Il a été affirmé que lorsque - lors de ce fameux discours prononcé à Berlin Ouest, le 26 juin 1963 - le président Kennedy a prononcé sa célèbre phrase : « Ich bin ein Berliner », des rires se mêlèrent alors aux cris d'approbation parce que ''ein Berliner'' signifie aussi ''un beignet'', en allemand...

Mais il semble qu'il s'agisse là d'une légende urbaine : non seulement parce que cette déclaration a alors recueilli une authentique ovation dans laquelle aucun rire ne se distingue particulièrement dans la foule ; mais aussi parce que - de toute façon - si un ''berliner'' peut effectivement désigner un beignet en allemand, il s'agit apparemment là d'un terme ''dialectal'' impropre au parler dialectal de la région de Berlin.

Beaucoup moins drôle, sa liaison amoureuse avec Inga Arvad : journaliste américiane d'origine danoise qui était au côté d'Adolf Hitler lors des Jeux Olympiques de Berlin (en 1936). Et qui était alors suspectée par le FBI d'être une espionne nazie. En outre, Arvad ayant 28 ans (et JFK, seulement 24...), étant mariée et protestante (alors que JFK était catholique...), l'affaire aurait pu coûter sa place dans la Marine au jeune Kennedy et compromettre ainsi ses ambitions politiques naissantes dans une Amérique encore très puritaine...
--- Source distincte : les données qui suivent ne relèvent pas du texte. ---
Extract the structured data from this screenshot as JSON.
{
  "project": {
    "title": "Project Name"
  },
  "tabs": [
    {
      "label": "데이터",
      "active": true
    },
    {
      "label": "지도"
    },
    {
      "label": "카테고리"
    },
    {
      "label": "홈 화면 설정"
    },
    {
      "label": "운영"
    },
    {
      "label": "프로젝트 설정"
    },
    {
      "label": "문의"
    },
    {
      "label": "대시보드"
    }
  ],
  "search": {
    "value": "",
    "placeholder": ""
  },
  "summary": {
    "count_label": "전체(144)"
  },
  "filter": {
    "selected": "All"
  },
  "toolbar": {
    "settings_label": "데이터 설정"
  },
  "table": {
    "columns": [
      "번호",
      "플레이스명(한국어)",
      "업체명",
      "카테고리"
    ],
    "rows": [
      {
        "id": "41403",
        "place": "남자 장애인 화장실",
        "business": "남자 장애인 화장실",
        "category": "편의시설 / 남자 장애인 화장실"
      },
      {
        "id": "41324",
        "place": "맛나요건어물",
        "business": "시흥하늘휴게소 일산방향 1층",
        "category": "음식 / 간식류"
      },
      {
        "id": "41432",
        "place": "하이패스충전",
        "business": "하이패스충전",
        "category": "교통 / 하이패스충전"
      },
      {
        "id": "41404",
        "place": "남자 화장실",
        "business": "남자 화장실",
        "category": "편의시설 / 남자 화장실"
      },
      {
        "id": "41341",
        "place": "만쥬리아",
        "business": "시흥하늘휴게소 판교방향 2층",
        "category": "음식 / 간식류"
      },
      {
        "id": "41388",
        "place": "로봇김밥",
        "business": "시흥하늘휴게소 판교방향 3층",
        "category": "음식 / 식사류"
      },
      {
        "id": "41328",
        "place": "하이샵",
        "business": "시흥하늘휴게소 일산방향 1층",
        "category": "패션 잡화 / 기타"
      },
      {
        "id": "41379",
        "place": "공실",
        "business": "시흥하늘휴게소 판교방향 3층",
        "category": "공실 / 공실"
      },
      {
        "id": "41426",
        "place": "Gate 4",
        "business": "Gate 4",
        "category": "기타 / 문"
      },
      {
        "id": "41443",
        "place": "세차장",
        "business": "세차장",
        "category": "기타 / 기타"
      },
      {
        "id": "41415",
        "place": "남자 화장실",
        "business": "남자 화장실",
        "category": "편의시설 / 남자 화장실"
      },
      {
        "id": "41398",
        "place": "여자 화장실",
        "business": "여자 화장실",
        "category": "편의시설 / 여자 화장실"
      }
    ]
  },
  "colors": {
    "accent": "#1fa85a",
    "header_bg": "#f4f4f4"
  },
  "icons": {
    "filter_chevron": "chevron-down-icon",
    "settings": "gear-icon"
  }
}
Pareillement, on pourra reprocher au futur président JFK son attitude extrêmement désinvolte face au McCarthysme. Puisqu'il ne s'opposera pas au sénateur Joseph McCarthy, un ami de la famille (sénateur au départ démocrate, passé par la suite au parti républicain...) menant alors une campagne agressive dans le but d'extirper les prétendus ''espions communistes'' dans la société américaine et jusqu'au sein du gouvernement.

Vu que le jeune sénateur Kennedy profitera alors d'un séjour à l'hôpital pour ne finalement pas voter la motion de censure déposée contre McCarthy en 1954 (ce qui lui sera d'ailleurs longtemps reproché par l'aile gauche du parti démocrate, le candidat aux présidentielles 1952 et 1956 Adlai Stevenson et Eleanor Roosevelt en tête...).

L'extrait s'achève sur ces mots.